Thanks for your suggestion, I edited my question. I hope now it is clear and easy to read what I would like to achieve/implement.

At the moment I have something like this:

# Loop for the epochs
for epoch in range(1, args.epochs + 1):
        model.train()
        epoch_loss = 0
        # Loop through sequences of frames returned by the Dataloader
        for i, sequence in enumerate(training_data_loader):
            optimizer.zero_grad()
            loss = 0
            im_out = i % args.image_freq == 0

            # I initialize the previous prediction as a black image
            prev_est = torch.zeros(sequence['input'].size(0), 3, sequence['input'].size(3), sequence['input'].size(4)).cuda(args.gpu, non_blocking=True)
            # Loop over the sequence of 10 frames, I pass to the network 2 frames (t-1, t)
            for j in range(sequence['input'].size(2) - 1):
                inputs = torch.index_select(sequence['input'], 2, torch.tensor([j,j+1])).cuda(args.gpu, non_blocking=True)
                t = torch.squeeze(torch.index_select(sequence['target'], 2, torch.tensor([j+1])), 2).cuda(args.gpu, non_blocking=True)
                output, l = model(inputs, prev_est, t, i, writer, im_out)
                loss += l 
                # Set the previous estimate as the output from the network
                prev_est = output   
            
            epoch_loss += loss.item() / sequence['input'].size(2)
            # Here I should achieve the backpropagation through time but I am not sure is doing it correctly
            loss.backward()
            optimizer.step()

            writer.add_scalar('learning_rate', args.lr , total_iter)
            writer.add_scalar('train_loss', loss.item(), total_iter)
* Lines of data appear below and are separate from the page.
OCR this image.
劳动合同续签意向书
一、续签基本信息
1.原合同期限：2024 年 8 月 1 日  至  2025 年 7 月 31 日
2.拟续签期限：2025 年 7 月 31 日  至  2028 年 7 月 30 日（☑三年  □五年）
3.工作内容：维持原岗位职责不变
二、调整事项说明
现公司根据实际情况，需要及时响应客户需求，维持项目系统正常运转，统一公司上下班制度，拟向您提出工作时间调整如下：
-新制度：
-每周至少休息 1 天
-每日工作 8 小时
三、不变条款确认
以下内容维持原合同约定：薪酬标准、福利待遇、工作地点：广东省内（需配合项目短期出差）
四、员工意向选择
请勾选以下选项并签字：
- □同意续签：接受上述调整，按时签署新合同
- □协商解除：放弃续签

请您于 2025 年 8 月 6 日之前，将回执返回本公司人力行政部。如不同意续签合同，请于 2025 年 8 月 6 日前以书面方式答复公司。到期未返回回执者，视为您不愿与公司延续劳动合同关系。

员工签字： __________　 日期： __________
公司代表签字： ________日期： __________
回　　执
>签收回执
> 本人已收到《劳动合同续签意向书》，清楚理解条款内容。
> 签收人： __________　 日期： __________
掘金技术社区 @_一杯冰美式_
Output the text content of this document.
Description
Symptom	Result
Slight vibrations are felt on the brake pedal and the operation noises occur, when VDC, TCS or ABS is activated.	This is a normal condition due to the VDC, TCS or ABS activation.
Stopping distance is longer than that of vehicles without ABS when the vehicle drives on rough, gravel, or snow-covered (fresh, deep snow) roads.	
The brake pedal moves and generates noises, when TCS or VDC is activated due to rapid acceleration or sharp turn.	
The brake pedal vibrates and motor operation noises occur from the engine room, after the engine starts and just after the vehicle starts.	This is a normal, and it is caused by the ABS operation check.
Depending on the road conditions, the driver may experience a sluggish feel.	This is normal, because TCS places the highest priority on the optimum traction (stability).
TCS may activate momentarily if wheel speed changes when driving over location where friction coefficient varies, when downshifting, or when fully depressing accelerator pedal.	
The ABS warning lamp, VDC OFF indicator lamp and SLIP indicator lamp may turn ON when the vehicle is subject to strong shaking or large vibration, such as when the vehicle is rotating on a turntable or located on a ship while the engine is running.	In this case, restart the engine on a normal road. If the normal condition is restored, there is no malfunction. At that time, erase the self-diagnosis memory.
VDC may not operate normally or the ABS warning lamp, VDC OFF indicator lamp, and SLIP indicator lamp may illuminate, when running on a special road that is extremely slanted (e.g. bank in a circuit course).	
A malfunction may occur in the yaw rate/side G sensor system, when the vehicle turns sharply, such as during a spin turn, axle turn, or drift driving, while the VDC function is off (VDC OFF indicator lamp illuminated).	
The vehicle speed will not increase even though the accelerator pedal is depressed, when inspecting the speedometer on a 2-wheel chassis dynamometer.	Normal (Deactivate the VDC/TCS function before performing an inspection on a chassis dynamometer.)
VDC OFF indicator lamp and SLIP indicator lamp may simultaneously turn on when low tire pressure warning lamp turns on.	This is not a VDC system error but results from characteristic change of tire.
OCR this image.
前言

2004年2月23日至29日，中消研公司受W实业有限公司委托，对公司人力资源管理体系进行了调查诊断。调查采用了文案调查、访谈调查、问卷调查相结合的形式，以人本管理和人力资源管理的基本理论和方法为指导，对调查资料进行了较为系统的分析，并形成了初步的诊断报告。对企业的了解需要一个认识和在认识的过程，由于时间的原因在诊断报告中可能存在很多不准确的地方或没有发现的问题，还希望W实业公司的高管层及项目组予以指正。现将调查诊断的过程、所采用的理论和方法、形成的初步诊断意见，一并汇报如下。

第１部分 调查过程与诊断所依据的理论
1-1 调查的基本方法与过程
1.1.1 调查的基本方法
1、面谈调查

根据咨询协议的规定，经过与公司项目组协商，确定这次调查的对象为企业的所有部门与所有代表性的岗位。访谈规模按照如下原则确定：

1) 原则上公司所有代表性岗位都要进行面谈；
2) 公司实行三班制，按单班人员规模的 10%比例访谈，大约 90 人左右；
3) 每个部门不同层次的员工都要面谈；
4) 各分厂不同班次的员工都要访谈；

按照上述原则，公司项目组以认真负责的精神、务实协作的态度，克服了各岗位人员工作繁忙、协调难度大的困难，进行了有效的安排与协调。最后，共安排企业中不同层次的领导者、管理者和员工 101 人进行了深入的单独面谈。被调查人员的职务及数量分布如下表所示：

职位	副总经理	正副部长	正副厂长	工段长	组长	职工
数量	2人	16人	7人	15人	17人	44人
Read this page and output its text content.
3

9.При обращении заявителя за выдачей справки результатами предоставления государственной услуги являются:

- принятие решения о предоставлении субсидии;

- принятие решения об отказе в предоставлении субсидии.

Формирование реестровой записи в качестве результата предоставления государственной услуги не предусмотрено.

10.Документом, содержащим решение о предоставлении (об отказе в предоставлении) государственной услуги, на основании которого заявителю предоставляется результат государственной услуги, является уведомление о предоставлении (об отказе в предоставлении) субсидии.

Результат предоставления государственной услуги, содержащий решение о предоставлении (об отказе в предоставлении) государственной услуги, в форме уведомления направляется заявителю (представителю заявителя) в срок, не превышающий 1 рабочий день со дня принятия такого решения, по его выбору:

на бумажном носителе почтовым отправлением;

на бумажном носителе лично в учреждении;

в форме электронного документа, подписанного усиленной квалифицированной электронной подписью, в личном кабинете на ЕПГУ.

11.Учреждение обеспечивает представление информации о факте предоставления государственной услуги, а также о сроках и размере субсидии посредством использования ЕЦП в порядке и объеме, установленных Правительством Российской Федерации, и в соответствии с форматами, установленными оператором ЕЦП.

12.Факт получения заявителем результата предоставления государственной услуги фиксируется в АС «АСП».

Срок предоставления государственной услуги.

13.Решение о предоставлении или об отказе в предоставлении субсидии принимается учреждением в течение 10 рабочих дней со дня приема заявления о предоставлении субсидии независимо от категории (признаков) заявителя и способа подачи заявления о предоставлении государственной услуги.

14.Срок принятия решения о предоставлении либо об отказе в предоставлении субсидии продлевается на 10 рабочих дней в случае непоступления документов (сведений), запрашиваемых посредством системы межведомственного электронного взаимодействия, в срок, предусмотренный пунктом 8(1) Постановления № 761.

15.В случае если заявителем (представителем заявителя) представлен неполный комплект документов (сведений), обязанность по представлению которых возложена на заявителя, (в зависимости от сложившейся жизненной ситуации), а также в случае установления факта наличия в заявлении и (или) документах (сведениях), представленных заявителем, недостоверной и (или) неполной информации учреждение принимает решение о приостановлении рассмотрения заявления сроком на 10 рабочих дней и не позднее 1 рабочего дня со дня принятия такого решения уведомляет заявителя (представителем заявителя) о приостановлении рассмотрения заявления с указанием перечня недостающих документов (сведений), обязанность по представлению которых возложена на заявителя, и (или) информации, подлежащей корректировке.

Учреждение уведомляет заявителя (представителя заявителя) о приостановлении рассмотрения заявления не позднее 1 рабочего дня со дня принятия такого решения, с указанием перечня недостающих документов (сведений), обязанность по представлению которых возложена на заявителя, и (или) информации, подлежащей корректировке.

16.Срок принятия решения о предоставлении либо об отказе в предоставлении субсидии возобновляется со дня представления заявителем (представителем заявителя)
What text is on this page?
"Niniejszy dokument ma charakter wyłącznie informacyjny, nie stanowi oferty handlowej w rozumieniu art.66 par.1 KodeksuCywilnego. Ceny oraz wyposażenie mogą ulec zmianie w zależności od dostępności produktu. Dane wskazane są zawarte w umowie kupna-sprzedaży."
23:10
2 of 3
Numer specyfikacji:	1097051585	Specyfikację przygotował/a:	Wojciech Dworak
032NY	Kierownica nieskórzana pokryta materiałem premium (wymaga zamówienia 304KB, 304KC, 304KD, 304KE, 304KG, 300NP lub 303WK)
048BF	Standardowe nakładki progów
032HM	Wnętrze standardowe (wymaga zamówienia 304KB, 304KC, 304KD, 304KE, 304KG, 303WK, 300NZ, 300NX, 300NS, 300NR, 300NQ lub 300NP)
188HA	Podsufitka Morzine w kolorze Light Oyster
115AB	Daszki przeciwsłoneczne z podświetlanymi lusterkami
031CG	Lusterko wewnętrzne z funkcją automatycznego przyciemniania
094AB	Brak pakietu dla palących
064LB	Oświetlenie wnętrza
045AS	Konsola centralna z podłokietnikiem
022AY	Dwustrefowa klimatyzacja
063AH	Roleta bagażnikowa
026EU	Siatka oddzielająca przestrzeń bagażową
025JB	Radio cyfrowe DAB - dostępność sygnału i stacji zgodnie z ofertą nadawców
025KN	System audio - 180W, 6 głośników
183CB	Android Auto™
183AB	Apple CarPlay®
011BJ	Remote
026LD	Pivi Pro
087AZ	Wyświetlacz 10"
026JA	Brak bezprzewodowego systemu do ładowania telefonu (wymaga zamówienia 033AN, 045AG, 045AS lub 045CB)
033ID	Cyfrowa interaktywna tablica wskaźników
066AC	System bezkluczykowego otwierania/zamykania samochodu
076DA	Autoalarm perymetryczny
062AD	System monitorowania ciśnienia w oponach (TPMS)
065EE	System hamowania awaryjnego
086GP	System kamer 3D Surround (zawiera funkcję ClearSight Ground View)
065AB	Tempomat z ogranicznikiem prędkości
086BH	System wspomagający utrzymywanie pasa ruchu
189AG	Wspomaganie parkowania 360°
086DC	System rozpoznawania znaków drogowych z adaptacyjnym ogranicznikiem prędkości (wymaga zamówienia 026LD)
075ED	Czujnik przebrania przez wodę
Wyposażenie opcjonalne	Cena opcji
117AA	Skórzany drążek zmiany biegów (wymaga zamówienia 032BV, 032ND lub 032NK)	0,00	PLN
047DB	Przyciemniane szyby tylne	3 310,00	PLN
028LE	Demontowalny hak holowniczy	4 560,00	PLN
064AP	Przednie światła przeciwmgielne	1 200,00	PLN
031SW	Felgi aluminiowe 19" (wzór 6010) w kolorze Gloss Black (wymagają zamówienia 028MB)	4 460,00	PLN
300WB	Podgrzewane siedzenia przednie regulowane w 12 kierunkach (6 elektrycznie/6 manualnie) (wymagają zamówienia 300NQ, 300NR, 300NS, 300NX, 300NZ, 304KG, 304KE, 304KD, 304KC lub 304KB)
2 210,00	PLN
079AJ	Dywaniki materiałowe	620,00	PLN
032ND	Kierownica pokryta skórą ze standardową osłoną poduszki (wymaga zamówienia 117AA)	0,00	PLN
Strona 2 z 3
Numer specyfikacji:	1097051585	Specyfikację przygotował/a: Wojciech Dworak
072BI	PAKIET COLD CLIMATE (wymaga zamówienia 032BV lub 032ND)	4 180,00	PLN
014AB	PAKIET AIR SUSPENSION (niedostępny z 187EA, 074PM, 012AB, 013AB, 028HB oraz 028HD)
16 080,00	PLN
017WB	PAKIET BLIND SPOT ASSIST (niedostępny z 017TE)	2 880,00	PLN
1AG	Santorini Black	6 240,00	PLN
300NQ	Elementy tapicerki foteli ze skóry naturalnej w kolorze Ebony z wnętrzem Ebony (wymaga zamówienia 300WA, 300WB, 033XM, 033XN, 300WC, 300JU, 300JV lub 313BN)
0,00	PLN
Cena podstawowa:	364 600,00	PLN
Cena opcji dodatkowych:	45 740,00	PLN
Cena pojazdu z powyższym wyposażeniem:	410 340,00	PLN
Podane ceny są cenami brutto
            print("===> Epoch[{}]({}/{}): Loss: {:.4f}".format(epoch, i, len(training_data_loader), loss.item()))
            total_iter += 1

        print("===> Epoch {} Complete: Avg. Loss: {:.4f}".format(epoch, epoch_loss / len(training_data_loader)))

The train_data_loader provides a tensor containing a sequence of 10 frames. Is it correct the way I am doing BPTT?

Yeah, tough question but an interesting one.

I guess you need to create an “unrolled” network with gradients flowing through it… sum your loss at each timestep, then apply the loss to the output of the final timestep. Then, as long as the gradients are all attached, theoretically they should flow back through “time”.

This post implies you can achieve that by using the same variable for input and output. Maybe give that a shot?

# non-truncated
for t in range(T):
   out = model(out)
out.backward()

# truncated to the last K timesteps
for t in range(T):
    out = model(out)
    if T - t == K:
        out.detach()
out.backward()

Thanks for your reply, I found the conversation you posted in an older forum post and I tried to follow it.

I put some code of my training procedure so far. The network is training but I have the feeling that the gradient does not get propagate through time.

Cool, you can use hooks, to inspect your gradients.

I have a question about the “warp” function in pytorch in my experiments.
If I want to warp an image from optical flow, could I grid_sample() and affine_grid() to achieve warp function?

Hey Qing, look at this post.

warp layer example

You can look at that code and see how they did it.

1 Like

Thanks a lot. I would read this post immediately~

Got it. I will see how they did. Thanks for your reply~

hi @riccardosamperna, if I want to warp image1 to image2, the input optical flow(acquired from FlowNet) is from image2 to image1 rather than image1 to image2 ?

I don’t really understand your question and you should probably open another discussion but let’s see if I can help you.

If you have image1 and image2 and you want to warp image1 to image2, you calculate the optical flow between image1 and image2 and you use it to warp image1. If you the flow from image2 to image1, the flow from image1 to image2 is just the opposite.

Thanks for your reply. I deploy the warp function using pytorch. But when I use the optical flow generated by FlowNet2.0, the generated image using the warp function has little significant changes. I suppose there maybe some problem in optical flow or warp~ I will check the function carefully later.